Ribosomal protein genes (RPGs) are a powerful tool for studying intron evolution. They exist in all three domains of life and are much conserved. Accumulating genomic data suggest that RPG introns in many organisms abound with non-protein-coding-RNAs (ncRNAs). These ancient ncRNAs are small nucleolar RNAs (snoRNAs) essential for ribosome assembly. They are also mobile genetic elements and therefore probably important in diversification and enrichment of transcriptomes through various mechanisms such as intron/exon gain/loss. snoRNAs in basal metazoans are poorly characterized. We examined 449 RPG introns, in total, from four demosponges: Amphimedon queenslandica, Suberites domuncula, Suberites ficus and Suberites pagurorum and showed that RPG introns from A. queenslandica share position conservancy and some structural similarity with "higher" metazoans. Moreover, our study indicates that mobile element insertions play an important role in the evolution of their size. In four sponges 51 snoRNAs were identified. The analysis showed discrepancies between the snoRNA pools of orthologous RPG introns between S. domuncula and A. queenslandica. Furthermore, these two sponges show as much conservancy of RPG intron positions between each other as between themselves and human. Sponges from the Suberites genus show consistency in RPG intron position conservation. However, significant differences in some of the orthologous RPG introns of closely related sponges were observed. This indicates that RPG introns are dynamic even on these shorter evolutionary time scales.
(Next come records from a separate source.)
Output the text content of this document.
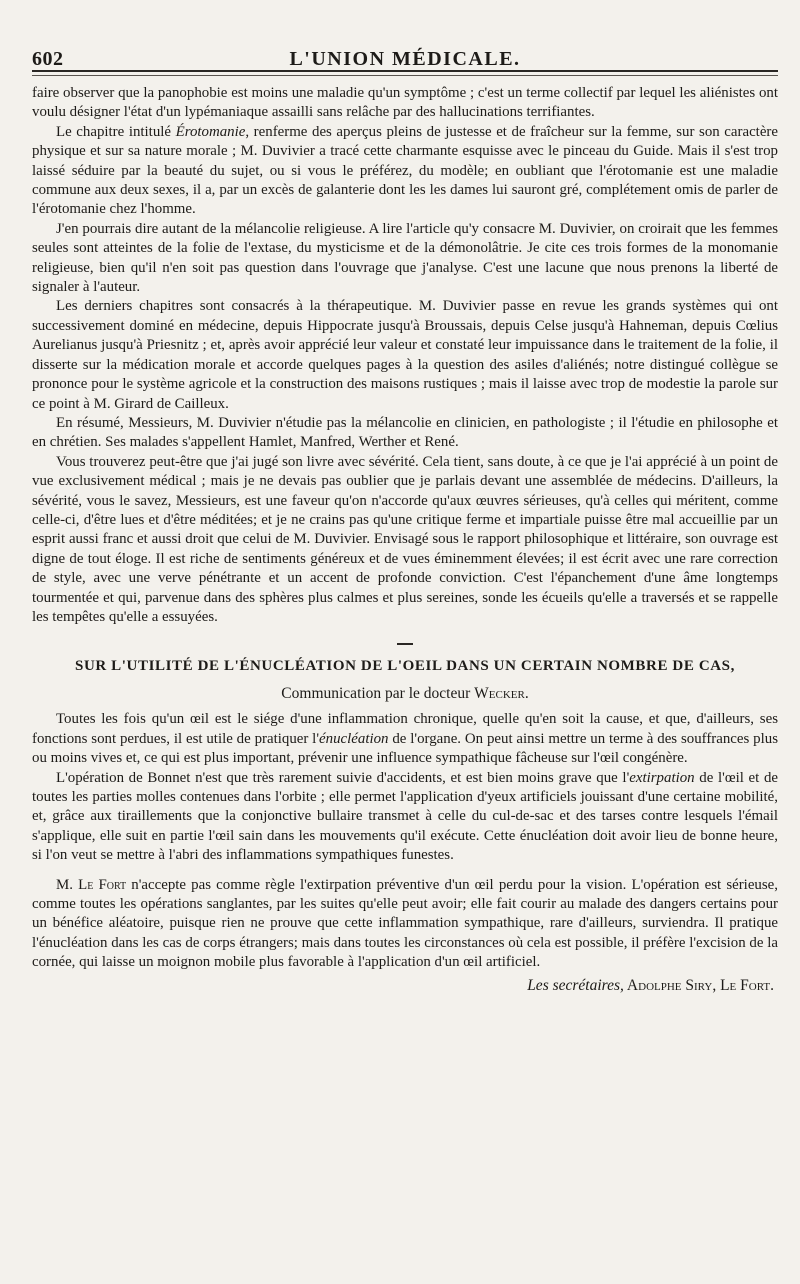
602	L'UNION MÉDICALE.

faire observer que la panophobie est moins une maladie qu'un symptôme ; c'est un terme collectif par lequel les aliénistes ont voulu désigner l'état d'un lypémaniaque assailli sans relâche par des hallucinations terrifiantes.

Le chapitre intitulé Érotomanie, renferme des aperçus pleins de justesse et de fraîcheur sur la femme, sur son caractère physique et sur sa nature morale ; M. Duvivier a tracé cette charmante esquisse avec le pinceau du Guide. Mais il s'est trop laissé séduire par la beauté du sujet, ou si vous le préférez, du modèle; en oubliant que l'érotomanie est une maladie commune aux deux sexes, il a, par un excès de galanterie dont les les dames lui sauront gré, complétement omis de parler de l'érotomanie chez l'homme.

J'en pourrais dire autant de la mélancolie religieuse. A lire l'article qu'y consacre M. Duvivier, on croirait que les femmes seules sont atteintes de la folie de l'extase, du mysticisme et de la démonolâtrie. Je cite ces trois formes de la monomanie religieuse, bien qu'il n'en soit pas question dans l'ouvrage que j'analyse. C'est une lacune que nous prenons la liberté de signaler à l'auteur.

Les derniers chapitres sont consacrés à la thérapeutique. M. Duvivier passe en revue les grands systèmes qui ont successivement dominé en médecine, depuis Hippocrate jusqu'à Broussais, depuis Celse jusqu'à Hahneman, depuis Cœlius Aurelianus jusqu'à Priesnitz ; et, après avoir apprécié leur valeur et constaté leur impuissance dans le traitement de la folie, il disserte sur la médication morale et accorde quelques pages à la question des asiles d'aliénés; notre distingué collègue se prononce pour le système agricole et la construction des maisons rustiques ; mais il laisse avec trop de modestie la parole sur ce point à M. Girard de Cailleux.

En résumé, Messieurs, M. Duvivier n'étudie pas la mélancolie en clinicien, en pathologiste ; il l'étudie en philosophe et en chrétien. Ses malades s'appellent Hamlet, Manfred, Werther et René.

Vous trouverez peut-être que j'ai jugé son livre avec sévérité. Cela tient, sans doute, à ce que je l'ai apprécié à un point de vue exclusivement médical ; mais je ne devais pas oublier que je parlais devant une assemblée de médecins. D'ailleurs, la sévérité, vous le savez, Messieurs, est une faveur qu'on n'accorde qu'aux œuvres sérieuses, qu'à celles qui méritent, comme celle-ci, d'être lues et d'être méditées; et je ne crains pas qu'une critique ferme et impartiale puisse être mal accueillie par un esprit aussi franc et aussi droit que celui de M. Duvivier. Envisagé sous le rapport philosophique et littéraire, son ouvrage est digne de tout éloge. Il est riche de sentiments généreux et de vues éminemment élevées; il est écrit avec une rare correction de style, avec une verve pénétrante et un accent de profonde conviction. C'est l'épanchement d'une âme longtemps tourmentée et qui, parvenue dans des sphères plus calmes et plus sereines, sonde les écueils qu'elle a traversés et se rappelle les tempêtes qu'elle a essuyées.

SUR L'UTILITÉ DE L'ÉNUCLÉATION DE L'OEIL DANS UN CERTAIN NOMBRE DE CAS,
Communication par le docteur Wecker.

Toutes les fois qu'un œil est le siége d'une inflammation chronique, quelle qu'en soit la cause, et que, d'ailleurs, ses fonctions sont perdues, il est utile de pratiquer l'énucléation de l'organe. On peut ainsi mettre un terme à des souffrances plus ou moins vives et, ce qui est plus important, prévenir une influence sympathique fâcheuse sur l'œil congénère.

L'opération de Bonnet n'est que très rarement suivie d'accidents, et est bien moins grave que l'extirpation de l'œil et de toutes les parties molles contenues dans l'orbite ; elle permet l'application d'yeux artificiels jouissant d'une certaine mobilité, et, grâce aux tiraillements que la conjonctive bullaire transmet à celle du cul-de-sac et des tarses contre lesquels l'émail s'applique, elle suit en partie l'œil sain dans les mouvements qu'il exécute. Cette énucléation doit avoir lieu de bonne heure, si l'on veut se mettre à l'abri des inflammations sympathiques funestes.

M. Le Fort n'accepte pas comme règle l'extirpation préventive d'un œil perdu pour la vision. L'opération est sérieuse, comme toutes les opérations sanglantes, par les suites qu'elle peut avoir; elle fait courir au malade des dangers certains pour un bénéfice aléatoire, puisque rien ne prouve que cette inflammation sympathique, rare d'ailleurs, surviendra. Il pratique l'énucléation dans les cas de corps étrangers; mais dans toutes les circonstances où cela est possible, il préfère l'excision de la cornée, qui laisse un moignon mobile plus favorable à l'application d'un œil artificiel.

Les secrétaires, Adolphe Siry, Le Fort.
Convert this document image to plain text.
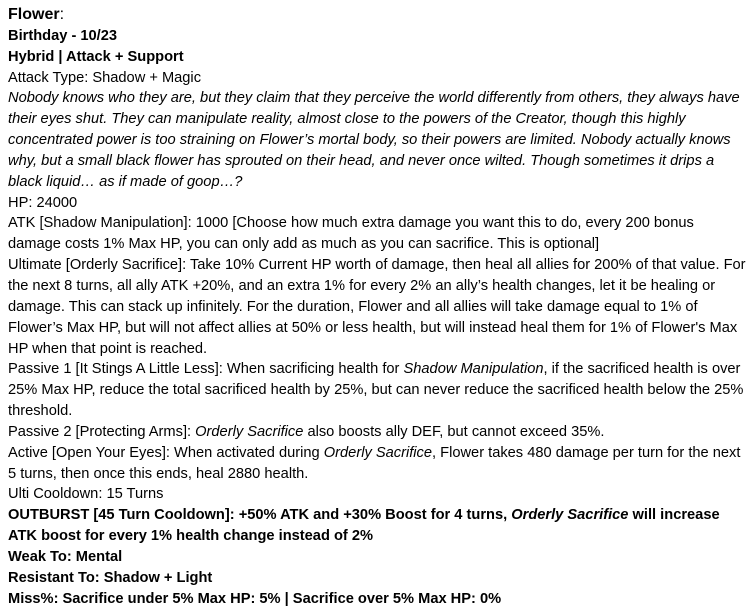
Flower:
Birthday - 10/23
Hybrid | Attack + Support
Attack Type: Shadow + Magic
Nobody knows who they are, but they claim that they perceive the world differently from others, they always have their eyes shut. They can manipulate reality, almost close to the powers of the Creator, though this highly concentrated power is too straining on Flower’s mortal body, so their powers are limited. Nobody actually knows why, but a small black flower has sprouted on their head, and never once wilted. Though sometimes it drips a black liquid… as if made of goop…?
HP: 24000
ATK [Shadow Manipulation]: 1000 [Choose how much extra damage you want this to do, every 200 bonus damage costs 1% Max HP, you can only add as much as you can sacrifice. This is optional]
Ultimate [Orderly Sacrifice]: Take 10% Current HP worth of damage, then heal all allies for 200% of that value. For the next 8 turns, all ally ATK +20%, and an extra 1% for every 2% an ally’s health changes, let it be healing or damage. This can stack up infinitely. For the duration, Flower and all allies will take damage equal to 1% of Flower’s Max HP, but will not affect allies at 50% or less health, but will instead heal them for 1% of Flower's Max HP when that point is reached.
Passive 1 [It Stings A Little Less]: When sacrificing health for Shadow Manipulation, if the sacrificed health is over 25% Max HP, reduce the total sacrificed health by 25%, but can never reduce the sacrificed health below the 25% threshold.
Passive 2 [Protecting Arms]: Orderly Sacrifice also boosts ally DEF, but cannot exceed 35%.
Active [Open Your Eyes]: When activated during Orderly Sacrifice, Flower takes 480 damage per turn for the next 5 turns, then once this ends, heal 2880 health.
Ulti Cooldown: 15 Turns
OUTBURST [45 Turn Cooldown]: +50% ATK and +30% Boost for 4 turns, Orderly Sacrifice will increase ATK boost for every 1% health change instead of 2%
Weak To: Mental
Resistant To: Shadow + Light
Miss%: Sacrifice under 5% Max HP: 5% | Sacrifice over 5% Max HP: 0%
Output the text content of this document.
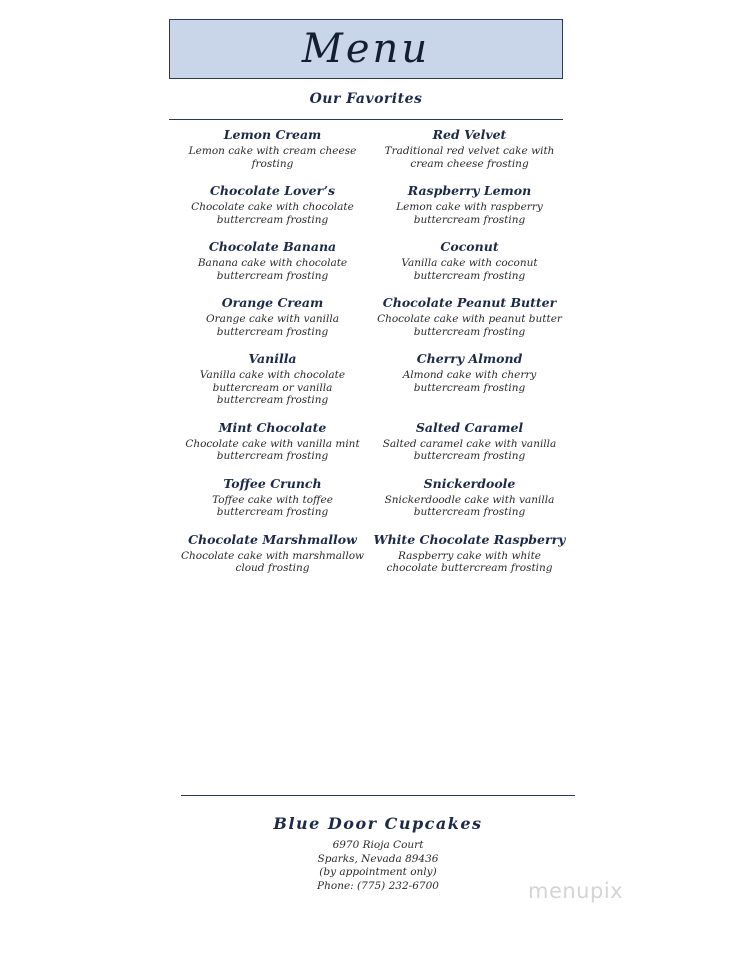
Menu
Our Favorites
Lemon Cream
Lemon cake with cream cheese frosting
Red Velvet
Traditional red velvet cake with cream cheese frosting
Chocolate Lover’s
Chocolate cake with chocolate buttercream frosting
Raspberry Lemon
Lemon cake with raspberry buttercream frosting
Chocolate Banana
Banana cake with chocolate buttercream frosting
Coconut
Vanilla cake with coconut buttercream frosting
Orange Cream
Orange cake with vanilla buttercream frosting
Chocolate Peanut Butter
Chocolate cake with peanut butter buttercream frosting
Vanilla
Vanilla cake with chocolate buttercream or vanilla buttercream frosting
Cherry Almond
Almond cake with cherry buttercream frosting
Mint Chocolate
Chocolate cake with vanilla mint buttercream frosting
Salted Caramel
Salted caramel cake with vanilla buttercream frosting
Toffee Crunch
Toffee cake with toffee buttercream frosting
Snickerdoole
Snickerdoodle cake with vanilla buttercream frosting
Chocolate Marshmallow
Chocolate cake with marshmallow cloud frosting
White Chocolate Raspberry
Raspberry cake with white chocolate buttercream frosting
Blue Door Cupcakes
6970 Rioja Court
Sparks, Nevada 89436
(by appointment only)
Phone: (775) 232-6700	menupix
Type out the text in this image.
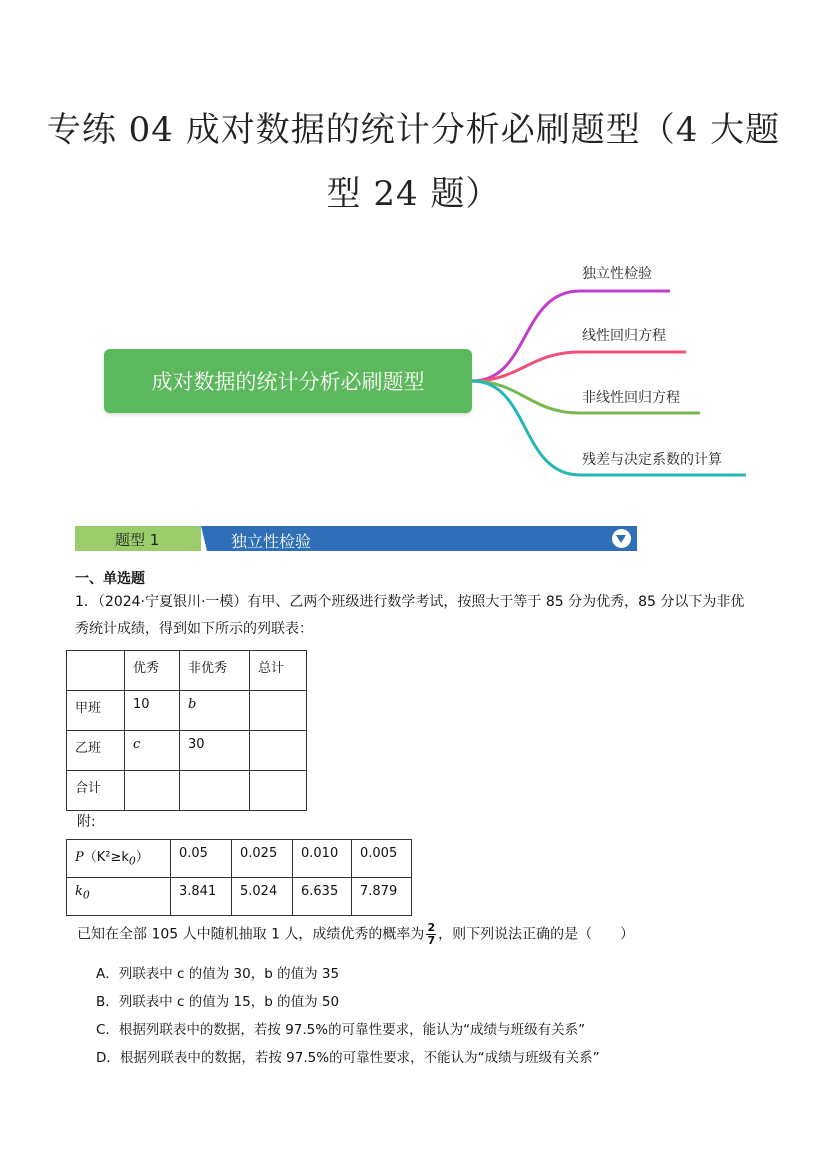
专练 04 成对数据的统计分析必刷题型（4 大题
型 24 题）
成对数据的统计分析必刷题型
独立性检验
线性回归方程
非线性回归方程
残差与决定系数的计算
独立性检验
题型 1
一、单选题
1．（2024·宁夏银川·一模）有甲、乙两个班级进行数学考试，按照大于等于 85 分为优秀，85 分以下为非优
秀统计成绩，得到如下所示的列联表：
	优秀	非优秀	总计
甲班	10	b	
乙班	c	30	
合计			
附:
$P(K^2\ge k_0)$	0.05	0.025	0.010	0.005
$k_0$	3.841	5.024	6.635	7.879
已知在全部 105 人中随机抽取 1 人，成绩优秀的概率为 $\frac{2}{7}$ ，则下列说法正确的是（　　）
A．列联表中 c 的值为 30，b 的值为 35
B．列联表中 c 的值为 15，b 的值为 50
C．根据列联表中的数据，若按 97.5%的可靠性要求，能认为“成绩与班级有关系”
D．根据列联表中的数据，若按 97.5%的可靠性要求，不能认为“成绩与班级有关系”
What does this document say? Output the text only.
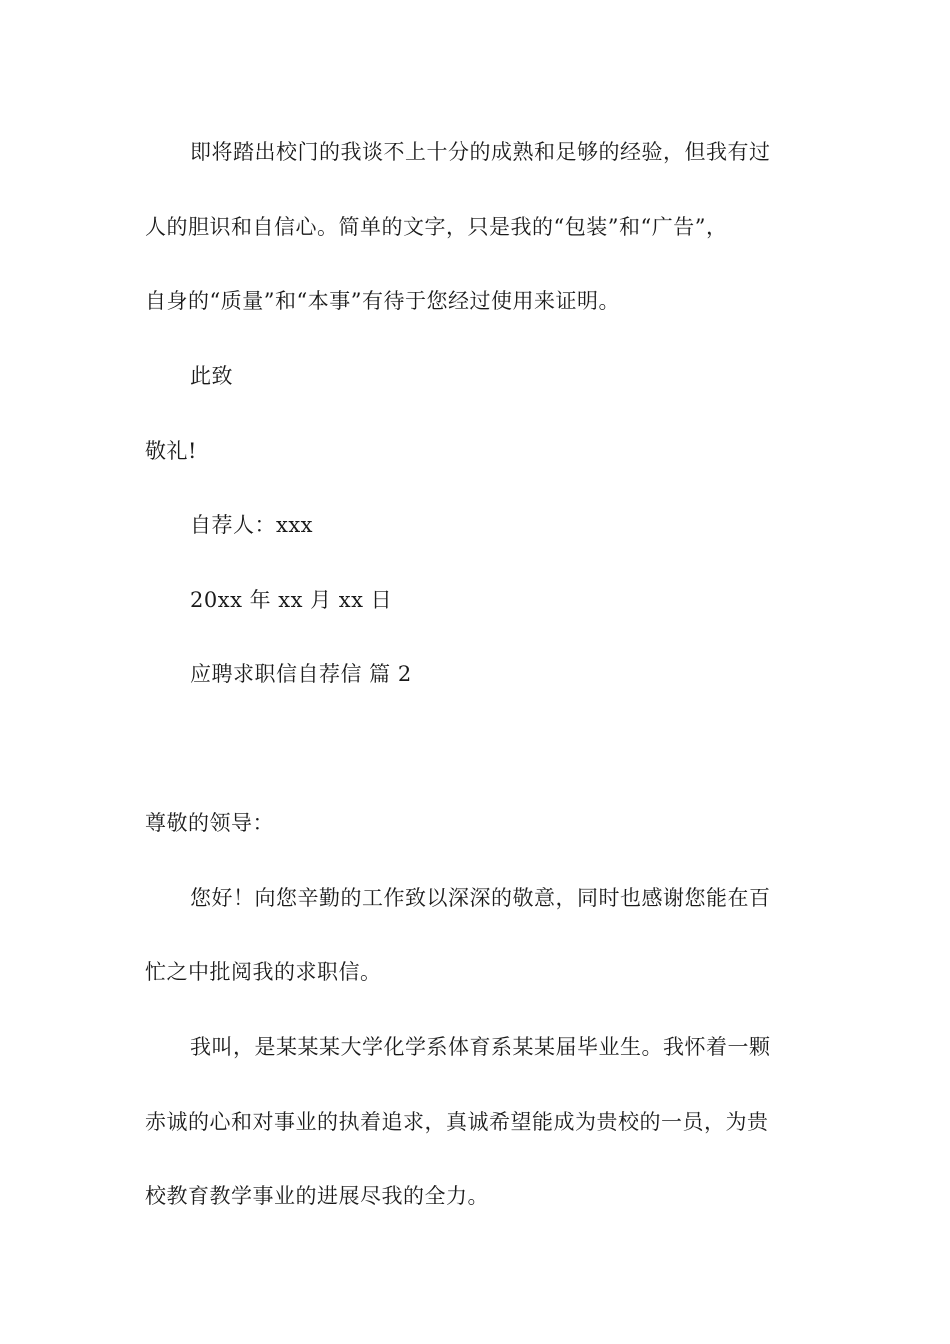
即将踏出校门的我谈不上十分的成熟和足够的经验，但我有过
人的胆识和自信心。简单的文字，只是我的“包装”和“广告”，
自身的“质量”和“本事”有待于您经过使用来证明。
此致
敬礼!
自荐人：xxx
20xx 年 xx 月 xx 日
应聘求职信自荐信 篇 2
尊敬的领导：
您好！向您辛勤的工作致以深深的敬意，同时也感谢您能在百
忙之中批阅我的求职信。
我叫，是某某某大学化学系体育系某某届毕业生。我怀着一颗
赤诚的心和对事业的执着追求，真诚希望能成为贵校的一员，为贵
校教育教学事业的进展尽我的全力。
Figure 1. Size distribution of the RPG introns in sponge A. queenslandica (black bars), cnidarian N. vectensis (gray bars), and placozoan T. adhaerens (white bars).

Figure 2. Over-represented elements in sponge A. queenslandica RPG introns composed of three motifs.

Full tripartite motifs are circled. The E-value and combined p-value were extracted from MEME.

Figure 3. Combinatorial grouping of 10 species according to the number of shared introns

. Gray squares indicate presence of introns.

Figure 4. C/D box snoRNAs conserved in sponges and human.

(A) Intron-mapping of RPS12 genes from representative species. White triangles indicate positions of the introns and gray triangles indicate presence of SNORD100. The number in the triangle denotes the intron phase and the number in brackets intron length. The thin line indicates the 5′ UTR region. (B) The target site of SNORD100 in 18S rRNA is marked with an asterisk. (C) Alignment of SNORD100 orthologs from various metazoans. (D) Alignment of SNORD24 orthologs. One methylation guide site in S. domuncula, S. ficus and S. pagurorum is not conserved. (E) Target sites of SNORD24 are conserved in sponge and marked with dot and asterisk. (F) Orthologs of SNORD83 with conserved methylation (Me) guide site of unknown target.

Figure 5. H/ACA snoRNAs conserved in the fifth and sixth introns (I5, I6) of the RPL13A gene in S. domuncula (SD), S. ficus (SF) and S. pagurorum (SP) and in the sixth intron of the same gene in A. queenslandica (AQ).

All essential snoRNA elements are conserved and a putative pseudouridylation (PU) guide site is designated.

Figure 6. A potential 28S rRNA target (A) and secondary structure of a novel snoRNA found in the last intron of the RPS19 gene in S. domuncula (B), S. ficus (C) and S. pagurorum (D).

Figure 7. Multiple alignment of selected introns from three species of the genus Suberites: S. domuncula (SD), S. ficus (SF) and S. pagurorum (SP).

A large insertion is shown in the fourth intron of the SF RPL5 gene (A), changes in first introns of RPS15A gene (B), smaller changes between fifth introns of the RPS18 gene (C) and relatively high conservation in the sixth intron of RPP0 gene (D).